Personne, [dit Épicure], ne craint ni ne fuit la volupté en tant que volupté, mais en tant qu'elle attire de grandes douleurs à ceux qui ne savent pas en faire un usage modéré et raisonnable ; et personne n'aime ni ne recherche la douleur comme douleur, mais parce qu'il arrive quelquefois que, par le travail et par la peine, on parvient à jouir d'une grande volupté. En effet, pour descendre jusqu'aux petites choses, qui de vous ne fait point quelque exercice pénible pour en retirer quelque sorte d'utilité ? Et qui pourrait justement blâmer, ou celui qui rechercherait une volupté qui ne pourrait être suivie de rien de fâcheux, ou celui qui éviterait une douleur dont il ne pourrait espérer aucun plaisir?
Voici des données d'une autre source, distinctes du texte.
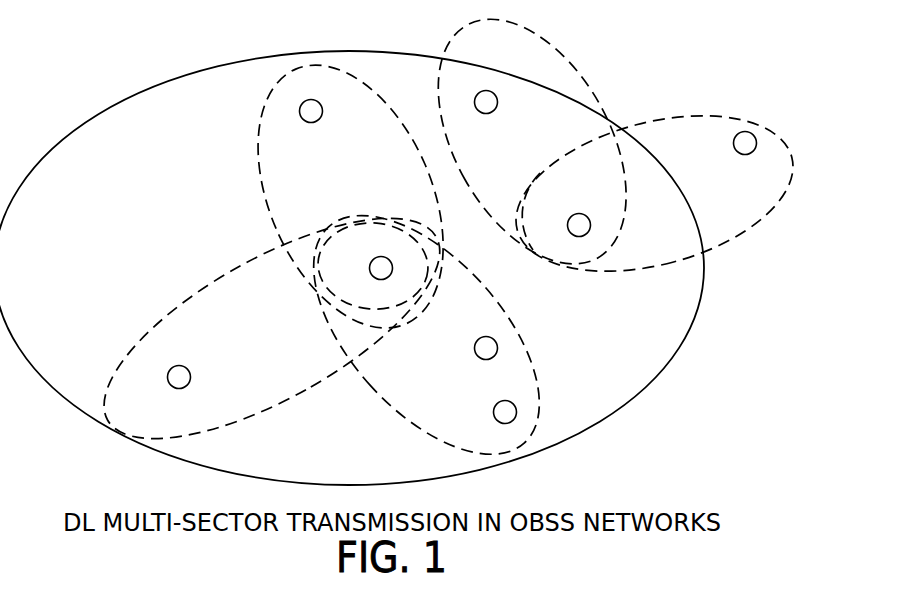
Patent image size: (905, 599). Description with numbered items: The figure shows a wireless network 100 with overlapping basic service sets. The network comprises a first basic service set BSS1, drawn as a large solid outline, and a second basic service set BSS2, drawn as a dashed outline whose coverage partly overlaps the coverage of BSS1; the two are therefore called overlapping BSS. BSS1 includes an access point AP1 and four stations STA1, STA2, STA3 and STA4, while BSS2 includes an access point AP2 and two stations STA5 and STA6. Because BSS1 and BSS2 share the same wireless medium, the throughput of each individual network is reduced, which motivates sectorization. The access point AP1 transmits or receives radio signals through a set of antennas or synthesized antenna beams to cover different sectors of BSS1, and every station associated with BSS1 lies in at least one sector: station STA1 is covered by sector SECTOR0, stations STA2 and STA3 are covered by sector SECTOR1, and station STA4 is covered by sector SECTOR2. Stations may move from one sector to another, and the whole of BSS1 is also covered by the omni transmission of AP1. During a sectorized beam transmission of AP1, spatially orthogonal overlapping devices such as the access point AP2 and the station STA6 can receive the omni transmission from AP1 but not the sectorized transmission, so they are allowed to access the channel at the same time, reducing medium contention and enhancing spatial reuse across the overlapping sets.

The wireless network 100 is at (104, 26).
The first basic service set BSS1 is at (132, 248).
The second basic service set BSS2 is at (600, 170).
The access point AP1 is at (372, 265).
The access point AP2 is at (573, 213).
The station STA1 is at (157, 391).
The station STA2 is at (463, 341).
The station STA3 is at (475, 411).
The station STA4 is at (324, 128).
The station STA5 is at (757, 158).
The station STA6 is at (508, 104).
The sector 0 SECTOR0 is at (297, 355).
The sector 1 SECTOR1 is at (467, 376).
The sector 2 SECTOR2 is at (388, 185).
Au contraire, nous blâmons avec raison et nous croyons dignes de mépris et de haine ceux qui, se laissant corrompre par les attraits d'une volupté présente, ne prévoient pas à combien de maux et de chagrins une passion aveugle les peut exposer. J'en dis autant de ceux qui, par mollesse d'esprit, c'est-à-dire par la crainte de la peine et de la douleur, manquent aux devoirs de la vie. Et il est très facile de rendre raison de ce que j'avance. Car, lorsque nous sommes tout à fait libres, et que rien ne nous empêche de faire ce qui peut nous donner le plus de plaisir, nous pouvons nous livrer entièrement à la volupté et chasser toute sorte de douleur ; mais, dans les temps destinés aux devoirs de la société ou à la nécessité des affaires, souvent il faut faire divorce avec la volupté, et ne se point refuser à la peine. La règle que suit en cela un homme sage, c'est de renoncer à de légères voluptés pour en avoir de plus grandes, et de savoir supporter des douleurs légères pour en éviter de plus fâcheuses. »
(Traduction M. Guyau, 1875)

Il s'agit donc d'un exposé philosophique (en gros, « supporter un petit mal s'il peut entraîner un grand bien et renoncer à un petit bien s'il risque d'entraîner un grand mal ») tout à fait intéressant, qui n'a rien perdu de sa pertinence, et que les nombreux internautes qui l'emploient seraient bien avisés de méditer au lieu de le taxer d' « incompréhensible »!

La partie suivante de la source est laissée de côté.